RX.control – Architecture

The concept of the RX.control software, more specifically of the infrastructure software, is based on a particular Architectural Design Pattern, which has proved to be field-robust, see References. Somewhat academically, it is sometimes called a "System of Communicating State Machines".

As described under Fields of Application, the pattern refers to the architecture of a distributed application, made from multiple processes that communicate with each other and exchange data. The concept is illustrated in the following diagram.

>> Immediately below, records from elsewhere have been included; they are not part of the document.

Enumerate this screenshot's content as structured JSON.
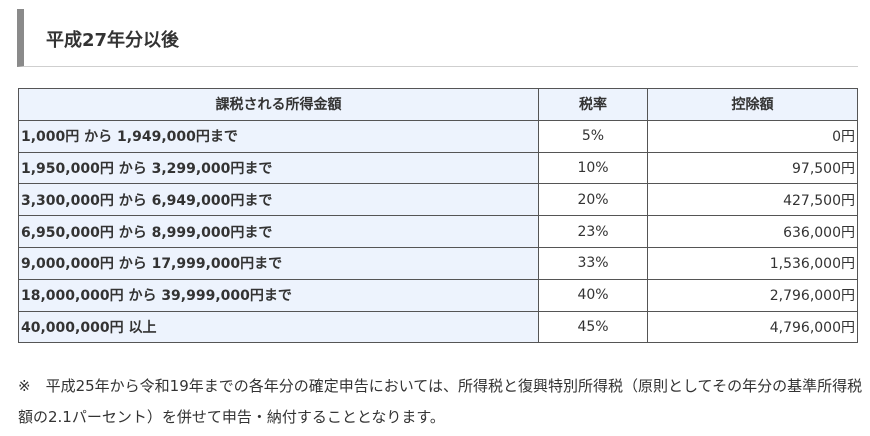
{
  "heading": "平成27年分以後",
  "table": {
    "headers": [
      "課税される所得金額",
      "税率",
      "控除額"
    ],
    "rows": [
      {
        "range": "1,000円 から 1,949,000円まで",
        "rate": "5%",
        "deduction": "0円"
      },
      {
        "range": "1,950,000円 から 3,299,000円まで",
        "rate": "10%",
        "deduction": "97,500円"
      },
      {
        "range": "3,300,000円 から 6,949,000円まで",
        "rate": "20%",
        "deduction": "427,500円"
      },
      {
        "range": "6,950,000円 から 8,999,000円まで",
        "rate": "23%",
        "deduction": "636,000円"
      },
      {
        "range": "9,000,000円 から 17,999,000円まで",
        "rate": "33%",
        "deduction": "1,536,000円"
      },
      {
        "range": "18,000,000円 から 39,999,000円まで",
        "rate": "40%",
        "deduction": "2,796,000円"
      },
      {
        "range": "40,000,000円 以上",
        "rate": "45%",
        "deduction": "4,796,000円"
      }
    ]
  },
  "note": "※　平成25年から令和19年までの各年分の確定申告においては、所得税と復興特別所得税（原則としてその年分の基準所得税額の2.1パーセント）を併せて申告・納付することとなります。"
}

The colors refer to the layers from the Layer Model and show how the RX.control components support the application.


Diagram RX.control Scheme



The main characteristics of such an architecture are:

  • An application process, for example, implements the control of a device, a particular service, or a step of a data processing chain.
  • Several such dedicated processes thus realize the functionality of the overall system in a modular, possibly distributed manner.
  • The internal logic of an application process is determined by events that arrive as messages in a message queue and call corresponding handler functions. A state machine defines and manages the operating states of the process being driven by these events.
  • Application processes communicate with messages that represent commands, responses, or notifications, and are treated as events by the recipient.
  • Application processes publish data in a central in-memory database and read data from other processes from there. The initial configuration of processes is also done in this way. Processes can register themselves for notifications of changes in the database.
  • With the concepts of messaging and the central database, the application processes are weakly coupled. The command and data flow can be adjusted by configuration without the need to re-compile the application.
  • A central instance - the application manager - starts and configures the system of application processes after central services, such as the in-memory database, the network communication and logging have been initialized.
  • At runtime, the application manager monitors the system.


Why Processes Instead of Threads?

Instead of having multiple processes, you could alternatively design an application with multi-threading, with each process corresponding to a thread. However, a multi-process solution has advantages:

  • Building and deploying an application system from processes is more modular than a monolithic and very large multi-threaded application; each program can be created and installed individually. It is also possible, e.g. for testing purposes, to substitute a single program against a stub process without the need to rebuild the application.
  • Managing, inspecting, debugging, etc. from the shell and tools is easier; processes are individually accessible, whereas threads are hidden inside processes.
  • The signal handling of a multi-threaded application is more difficult with respect to predicting and controlling which thread is given a signal. There is also a strong dependency on the signal and on the Linux kernel version.
  • Individual call arguments can be given to each process.
  • The process priority and the assignment to a CPU core can be set more easily compared to the more complicated handling of user PID, kernel PID and TGID for threads.
  • In addition, an application process often requires auxiliary threads, e.g for timers or background tasks. In an application where all processes are themselves created as threads, this leads to a complex thread hierarchy.

Concerning performance and resource aspects, processes and threads on Linux are only slightly different. From the kernel's point of view, both are "tasks". The convenience that interprocess communication and synchronization as well as access to global variables is easier between threads that share the same address space, does not matter much. All IPC mechanisms are also available between processes and are already provided by the RX.control infrastructure software. Conversely, when using threads, there are costs, too, e.g. for using Thread Local Storage.

Therefore, RX.control is based on a multi-process model, which gives the user the advantages and does not require any extra effort since the infrastructure software implements the required IPC mechanisms for this model as a class library and provides this functionality as an easy-to-use API.